Malam ketujuh Ramadan tiba dengan keheningan yang khas. Cahaya bulan sabit menggantung di langit, seolah menjadi lentera alam yang menerangi bumi. Angin malam berembus lembut, membawa aroma wangi khas masakan sahur yang masih tersisa di udara. Jalanan menuju masjid mulai ramai, anak-anak berlarian dengan sarung yang melambai, sementara para orang tua melangkah dengan tenang, membawa sajadah lipat dalam genggaman.

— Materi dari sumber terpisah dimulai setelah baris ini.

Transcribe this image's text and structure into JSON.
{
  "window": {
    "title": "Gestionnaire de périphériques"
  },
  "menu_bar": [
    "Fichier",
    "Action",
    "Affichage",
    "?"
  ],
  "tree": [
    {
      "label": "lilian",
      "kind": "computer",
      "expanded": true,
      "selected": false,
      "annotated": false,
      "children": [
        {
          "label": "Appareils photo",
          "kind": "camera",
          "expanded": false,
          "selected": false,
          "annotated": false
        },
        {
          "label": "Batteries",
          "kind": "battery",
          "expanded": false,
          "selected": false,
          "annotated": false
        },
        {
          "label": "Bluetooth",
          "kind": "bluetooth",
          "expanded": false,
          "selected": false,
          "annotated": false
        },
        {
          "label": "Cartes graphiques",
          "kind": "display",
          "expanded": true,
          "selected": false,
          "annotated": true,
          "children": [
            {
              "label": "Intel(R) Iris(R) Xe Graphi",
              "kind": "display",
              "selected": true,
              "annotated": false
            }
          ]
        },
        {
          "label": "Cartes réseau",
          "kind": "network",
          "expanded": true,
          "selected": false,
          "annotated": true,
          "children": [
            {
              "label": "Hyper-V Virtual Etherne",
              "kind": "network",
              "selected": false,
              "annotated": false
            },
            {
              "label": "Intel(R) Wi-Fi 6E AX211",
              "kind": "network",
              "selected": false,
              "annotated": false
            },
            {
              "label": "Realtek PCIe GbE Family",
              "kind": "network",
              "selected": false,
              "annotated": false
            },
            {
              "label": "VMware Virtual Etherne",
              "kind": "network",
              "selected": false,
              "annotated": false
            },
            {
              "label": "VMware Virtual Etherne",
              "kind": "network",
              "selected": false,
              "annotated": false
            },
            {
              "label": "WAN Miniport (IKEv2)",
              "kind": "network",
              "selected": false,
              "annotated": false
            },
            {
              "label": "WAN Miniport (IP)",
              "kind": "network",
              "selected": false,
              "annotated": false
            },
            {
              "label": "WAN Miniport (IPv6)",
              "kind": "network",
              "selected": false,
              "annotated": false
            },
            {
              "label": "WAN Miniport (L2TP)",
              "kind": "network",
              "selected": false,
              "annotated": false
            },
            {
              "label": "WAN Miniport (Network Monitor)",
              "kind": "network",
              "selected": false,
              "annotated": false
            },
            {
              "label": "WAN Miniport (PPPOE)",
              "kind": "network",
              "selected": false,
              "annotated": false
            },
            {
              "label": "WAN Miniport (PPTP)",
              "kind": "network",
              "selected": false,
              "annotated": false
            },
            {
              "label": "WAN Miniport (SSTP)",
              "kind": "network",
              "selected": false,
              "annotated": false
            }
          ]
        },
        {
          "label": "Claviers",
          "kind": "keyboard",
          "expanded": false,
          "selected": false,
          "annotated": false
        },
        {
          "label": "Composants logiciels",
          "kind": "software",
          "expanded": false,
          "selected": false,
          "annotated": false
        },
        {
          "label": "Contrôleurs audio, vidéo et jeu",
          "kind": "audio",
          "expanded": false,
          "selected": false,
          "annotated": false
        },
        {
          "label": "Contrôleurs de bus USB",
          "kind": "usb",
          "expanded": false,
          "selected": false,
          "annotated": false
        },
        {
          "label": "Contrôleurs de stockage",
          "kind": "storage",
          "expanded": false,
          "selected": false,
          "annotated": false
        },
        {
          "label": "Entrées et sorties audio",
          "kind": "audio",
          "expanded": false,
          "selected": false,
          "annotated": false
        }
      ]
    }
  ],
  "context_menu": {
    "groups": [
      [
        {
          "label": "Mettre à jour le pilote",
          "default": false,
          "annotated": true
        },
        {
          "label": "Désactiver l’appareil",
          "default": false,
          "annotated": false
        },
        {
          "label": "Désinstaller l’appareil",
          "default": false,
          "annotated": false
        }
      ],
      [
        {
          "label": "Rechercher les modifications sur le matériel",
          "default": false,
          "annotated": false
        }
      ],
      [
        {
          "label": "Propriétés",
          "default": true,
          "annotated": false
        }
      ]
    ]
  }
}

Di sudut sebuah kampung kecil, berdiri masjid tua yang megah dalam kesederhanaannya. Menara yang tak terlalu tinggi tetap kokoh, memancarkan cahaya redup dari lampu di puncaknya. Seorang muazin tua berdiri di depan mikrofon, suaranya menggema merdu di antara rumah-rumah penduduk, mengajak mereka menunaikan salat Isya dan Tarawih.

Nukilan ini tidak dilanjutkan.